En cette fin d’année 2011, les humanoïdes associés mettent les petits plats dans les grands en sortant bon nombre d’intégrales. Dans le désordre, citons le réseau Bombyce, Sanctuaire, Tout Chaland, Pietrolino, Millénaire, Lou Cale, Avant l’Incal ... et j’en oublie. Le choix est hétéroclite, mais de qualité. Il restait donc une bande dessinée fétiche, s’il en est,  pour les humano et pour la bande dessinée en général : la caste des méta-barons. Regroupant les huit albums en un seul volume avec 30 pages inédites (dont un passage inédit dans Othon le trisaïeul), l’objet vaut son pesant de cacahuètes. Le tout est présenté avec une couverture noire décorée par une image argentée, dans un coffret de la même couleur. Sobre mais sombre à l’image de la série, l’objet va attirer l’œil, à n’en pas douter. Petit retour dans les années 90, sur une bédé qui a marqué son époque et son art.


La couverture de l'intégrale.
1 – Othon le trisaïeul

2 – Honorata la trisaïeule

3 – Aghnar le bisaïeul

4 – Oda la bisaïeule

5 – Tête-d’Acier l’aïeul

6 – Dona Vicenta Gabriela l’aïeule

7 – Aghora le père-mère

8 – Sans-nom le dernier Méta-baron

 

 

On débute l’épopée en suivant la conversation entre deux robots, dans un futur fantasmé et cataclysmique, dans un méta-bunker (comprenez le bunker du méta-baron). Lothar et Tonto, les deux robots, vont alors nous narrer l’histoire d’une famille, celle des von Salza, qui va engendrer la dynastie des méta-barons. L’un racontant (Tonto), l’autre écoutant (Lothar), le lecteur se retrouve par un féérique moment de transposition inconsciente dans les circuits d’un méta-robot, celui qui écoute. Ses chamailleries avec Tonto parsèment le récit et donne le tempo.


Oda et Aghnar.
Othon von Salza, ex-pirate, est mariée avec Edna, fille du baron Bérard de Castaka. Au cours du découpage d’un bloc de marbre pour une livraison à un magnat de l’empire, Othon va se précipiter et provoquer la chute du méga-bloc sur lui. La seule solution pour qu’il en réchappe est d’utiliser l’huile secrète pour soulever l’immense pierre. Préférant sauver son mari, son père, leur ami, tous obligent Bérard à montrer aux spectateurs de l’empire l’existence de l’épyphite qui va provoquer la convoitise de tout l’empire et sonner le glas de son peuple. Ne voulant pas voir ce cataclysme annoncé, il lègue son pouvoir à son gendre sauvé qui va devoir affronter l’endogarde noire et écrire une des premières pages des exploits de sa famille. Il y perdra sa femme, ses amis, et handicapera son fils. La légende est en marche.

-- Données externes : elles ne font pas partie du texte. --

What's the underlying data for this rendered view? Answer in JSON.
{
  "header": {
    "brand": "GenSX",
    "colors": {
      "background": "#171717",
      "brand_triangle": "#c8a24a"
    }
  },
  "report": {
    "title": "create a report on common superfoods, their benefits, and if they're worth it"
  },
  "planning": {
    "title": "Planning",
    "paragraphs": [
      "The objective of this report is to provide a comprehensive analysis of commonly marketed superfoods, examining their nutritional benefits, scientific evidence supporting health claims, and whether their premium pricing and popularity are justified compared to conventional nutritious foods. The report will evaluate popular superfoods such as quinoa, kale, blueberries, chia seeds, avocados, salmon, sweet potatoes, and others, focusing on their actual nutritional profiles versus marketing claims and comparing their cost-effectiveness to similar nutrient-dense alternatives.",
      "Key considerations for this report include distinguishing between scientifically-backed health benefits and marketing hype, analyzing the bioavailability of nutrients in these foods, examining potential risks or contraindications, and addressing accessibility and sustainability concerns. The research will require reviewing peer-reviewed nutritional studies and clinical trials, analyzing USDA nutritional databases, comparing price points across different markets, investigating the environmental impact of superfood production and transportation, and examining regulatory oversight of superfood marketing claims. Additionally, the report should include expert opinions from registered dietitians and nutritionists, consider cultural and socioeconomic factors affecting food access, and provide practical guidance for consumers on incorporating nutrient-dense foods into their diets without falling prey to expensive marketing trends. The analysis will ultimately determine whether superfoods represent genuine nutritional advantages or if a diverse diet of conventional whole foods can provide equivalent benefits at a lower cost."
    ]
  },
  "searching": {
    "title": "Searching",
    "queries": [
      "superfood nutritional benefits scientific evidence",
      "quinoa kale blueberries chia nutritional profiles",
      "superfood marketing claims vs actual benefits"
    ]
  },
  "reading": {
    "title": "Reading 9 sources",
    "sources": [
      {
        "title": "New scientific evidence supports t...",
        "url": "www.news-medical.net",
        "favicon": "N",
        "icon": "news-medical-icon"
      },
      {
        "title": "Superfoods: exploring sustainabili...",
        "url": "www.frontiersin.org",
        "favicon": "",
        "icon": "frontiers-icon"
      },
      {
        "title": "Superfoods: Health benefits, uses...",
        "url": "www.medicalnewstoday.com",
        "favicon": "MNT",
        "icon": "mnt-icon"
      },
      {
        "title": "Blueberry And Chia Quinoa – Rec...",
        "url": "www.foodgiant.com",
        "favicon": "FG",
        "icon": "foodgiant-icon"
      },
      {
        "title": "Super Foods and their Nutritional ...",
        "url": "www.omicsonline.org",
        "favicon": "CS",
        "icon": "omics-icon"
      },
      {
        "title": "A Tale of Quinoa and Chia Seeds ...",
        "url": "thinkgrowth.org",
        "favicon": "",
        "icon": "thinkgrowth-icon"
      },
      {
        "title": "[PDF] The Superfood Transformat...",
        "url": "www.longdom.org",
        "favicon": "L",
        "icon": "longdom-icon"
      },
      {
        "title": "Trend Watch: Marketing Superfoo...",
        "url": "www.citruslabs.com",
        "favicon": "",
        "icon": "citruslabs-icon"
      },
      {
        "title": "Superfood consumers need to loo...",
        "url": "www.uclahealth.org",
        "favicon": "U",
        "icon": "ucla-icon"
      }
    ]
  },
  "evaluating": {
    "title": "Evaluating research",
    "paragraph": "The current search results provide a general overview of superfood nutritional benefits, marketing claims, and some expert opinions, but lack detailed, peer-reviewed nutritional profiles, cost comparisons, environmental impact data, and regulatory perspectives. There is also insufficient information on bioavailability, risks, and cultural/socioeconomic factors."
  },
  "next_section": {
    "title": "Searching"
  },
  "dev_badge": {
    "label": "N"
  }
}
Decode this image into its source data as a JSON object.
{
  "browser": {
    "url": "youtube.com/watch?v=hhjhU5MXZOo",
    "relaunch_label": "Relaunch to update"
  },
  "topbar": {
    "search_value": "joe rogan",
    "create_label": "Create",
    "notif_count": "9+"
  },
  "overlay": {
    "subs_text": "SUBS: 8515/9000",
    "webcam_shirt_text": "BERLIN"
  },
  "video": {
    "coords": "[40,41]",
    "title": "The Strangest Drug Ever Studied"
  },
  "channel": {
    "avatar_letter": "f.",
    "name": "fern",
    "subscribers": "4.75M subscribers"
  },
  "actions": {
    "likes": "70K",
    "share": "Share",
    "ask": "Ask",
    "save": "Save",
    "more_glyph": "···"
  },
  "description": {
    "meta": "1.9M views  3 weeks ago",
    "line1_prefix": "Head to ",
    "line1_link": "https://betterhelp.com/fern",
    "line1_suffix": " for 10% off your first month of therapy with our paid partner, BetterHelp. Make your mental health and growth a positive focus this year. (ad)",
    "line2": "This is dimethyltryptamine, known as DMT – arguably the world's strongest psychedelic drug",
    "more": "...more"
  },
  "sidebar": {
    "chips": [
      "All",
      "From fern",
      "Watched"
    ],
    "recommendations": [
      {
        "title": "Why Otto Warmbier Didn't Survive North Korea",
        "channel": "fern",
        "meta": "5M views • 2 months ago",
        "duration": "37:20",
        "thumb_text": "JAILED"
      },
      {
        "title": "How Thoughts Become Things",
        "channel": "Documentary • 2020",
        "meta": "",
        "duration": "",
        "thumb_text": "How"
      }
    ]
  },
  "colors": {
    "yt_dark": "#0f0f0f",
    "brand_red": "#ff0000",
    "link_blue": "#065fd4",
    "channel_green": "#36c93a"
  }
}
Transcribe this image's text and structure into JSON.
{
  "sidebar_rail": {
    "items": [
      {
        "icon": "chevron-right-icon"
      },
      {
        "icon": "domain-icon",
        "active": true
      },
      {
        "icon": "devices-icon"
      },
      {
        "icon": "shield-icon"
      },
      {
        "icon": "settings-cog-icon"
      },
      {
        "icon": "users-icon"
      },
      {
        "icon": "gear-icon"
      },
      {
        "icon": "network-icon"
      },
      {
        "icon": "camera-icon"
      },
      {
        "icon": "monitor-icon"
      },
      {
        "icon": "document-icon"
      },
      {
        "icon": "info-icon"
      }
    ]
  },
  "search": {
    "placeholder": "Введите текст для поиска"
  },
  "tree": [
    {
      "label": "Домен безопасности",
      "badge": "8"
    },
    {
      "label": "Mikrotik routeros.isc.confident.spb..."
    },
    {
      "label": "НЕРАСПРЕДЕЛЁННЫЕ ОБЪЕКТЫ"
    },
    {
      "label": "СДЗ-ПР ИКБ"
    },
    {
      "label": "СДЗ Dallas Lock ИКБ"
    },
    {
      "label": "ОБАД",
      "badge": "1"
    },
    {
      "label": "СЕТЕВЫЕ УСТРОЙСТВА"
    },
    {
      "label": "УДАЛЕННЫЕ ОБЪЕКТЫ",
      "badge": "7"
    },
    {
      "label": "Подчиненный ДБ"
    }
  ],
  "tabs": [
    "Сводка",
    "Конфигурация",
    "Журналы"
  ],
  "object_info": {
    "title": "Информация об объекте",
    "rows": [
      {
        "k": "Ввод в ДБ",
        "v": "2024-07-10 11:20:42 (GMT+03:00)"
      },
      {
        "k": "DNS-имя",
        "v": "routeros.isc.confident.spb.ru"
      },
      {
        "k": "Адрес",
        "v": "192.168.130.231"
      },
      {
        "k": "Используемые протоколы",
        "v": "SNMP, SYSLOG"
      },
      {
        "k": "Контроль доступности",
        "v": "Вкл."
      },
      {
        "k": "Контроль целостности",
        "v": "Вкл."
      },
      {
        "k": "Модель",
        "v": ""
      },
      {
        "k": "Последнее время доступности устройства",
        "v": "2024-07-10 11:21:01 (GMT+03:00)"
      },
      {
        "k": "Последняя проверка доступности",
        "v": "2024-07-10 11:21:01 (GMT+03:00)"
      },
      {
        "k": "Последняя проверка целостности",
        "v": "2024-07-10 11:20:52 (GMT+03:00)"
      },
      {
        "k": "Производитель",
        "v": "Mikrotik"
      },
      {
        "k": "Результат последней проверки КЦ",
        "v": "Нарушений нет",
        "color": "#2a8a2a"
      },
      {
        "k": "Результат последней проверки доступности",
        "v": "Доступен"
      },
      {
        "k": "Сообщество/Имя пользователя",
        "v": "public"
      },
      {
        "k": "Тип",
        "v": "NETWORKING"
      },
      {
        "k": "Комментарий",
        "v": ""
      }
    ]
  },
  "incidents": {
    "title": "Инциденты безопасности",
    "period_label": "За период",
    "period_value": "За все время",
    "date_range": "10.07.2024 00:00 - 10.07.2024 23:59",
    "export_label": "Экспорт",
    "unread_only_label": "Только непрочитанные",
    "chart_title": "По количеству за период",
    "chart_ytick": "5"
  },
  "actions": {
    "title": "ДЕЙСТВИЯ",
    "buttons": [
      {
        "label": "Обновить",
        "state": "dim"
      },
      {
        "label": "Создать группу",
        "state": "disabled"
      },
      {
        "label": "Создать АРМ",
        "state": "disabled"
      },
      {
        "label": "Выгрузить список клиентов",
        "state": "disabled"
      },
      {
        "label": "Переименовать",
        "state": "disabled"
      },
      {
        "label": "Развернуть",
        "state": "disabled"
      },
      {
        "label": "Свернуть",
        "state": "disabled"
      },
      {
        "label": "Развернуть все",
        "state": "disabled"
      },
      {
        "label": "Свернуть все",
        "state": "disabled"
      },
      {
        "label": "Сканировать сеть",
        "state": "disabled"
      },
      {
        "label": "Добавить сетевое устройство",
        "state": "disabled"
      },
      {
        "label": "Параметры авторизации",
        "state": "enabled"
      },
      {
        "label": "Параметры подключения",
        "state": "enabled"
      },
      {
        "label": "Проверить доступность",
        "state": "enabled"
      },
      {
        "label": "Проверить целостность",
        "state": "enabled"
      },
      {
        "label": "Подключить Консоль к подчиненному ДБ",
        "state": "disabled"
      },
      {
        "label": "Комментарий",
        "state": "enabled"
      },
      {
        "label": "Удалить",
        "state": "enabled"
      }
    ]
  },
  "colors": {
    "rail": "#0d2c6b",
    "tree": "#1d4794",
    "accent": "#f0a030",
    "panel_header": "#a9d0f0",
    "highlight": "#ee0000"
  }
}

Après s’être émasculé, Othon prend conscience que sa dynastie va prendre fin. Alors que les généticiens de l’empire créent un fœtus hermaphrodite nommé Janus-Jana, avec les gènes de l’empereur et de l’impératrice, afin d’unifier l’univers autour d’un même être, Othon ressent le besoin de procréer. Les circonstances vont l’amener à écrire une nouvelle page de ses exploits en libérant le fœtus volé par une armée de 100 000 voleurs. L’impératrice, redevable au désormais méta-baron, va lui offrir une prêtresse Shabda-oud, Honorata, qui va engendrer un enfant, Aghnar, avec une goutte de sang. Une période calme et heureuse où Othon va découvrir l’amour mais après laquelle il va initier le rite de la mutilation chez les descendants de sa caste pour prouver sa compétence à devenir un méta-baron.


Tête-d'Acier et Aghora.
Chaque album commence par un retour au présent de Lothar et Tonto. Ils attendent le méta-baron, lui vouant une adoration sans-failles (de la part de Tonto, en tout cas). Pourtant Lothar se demande qui a pu infliger la cicatrice sur l’arcade de son maître. En s’identifiant à Lothar, le lecteur devient prisonnier de l’histoire et de son scénariste (Tonto / Jodorowsky). On voudrait tout savoir. Il va, pourtant, falloir attendre d’arriver à la fin de la chronologie pour tout savoir, c’est à dire le huitième album.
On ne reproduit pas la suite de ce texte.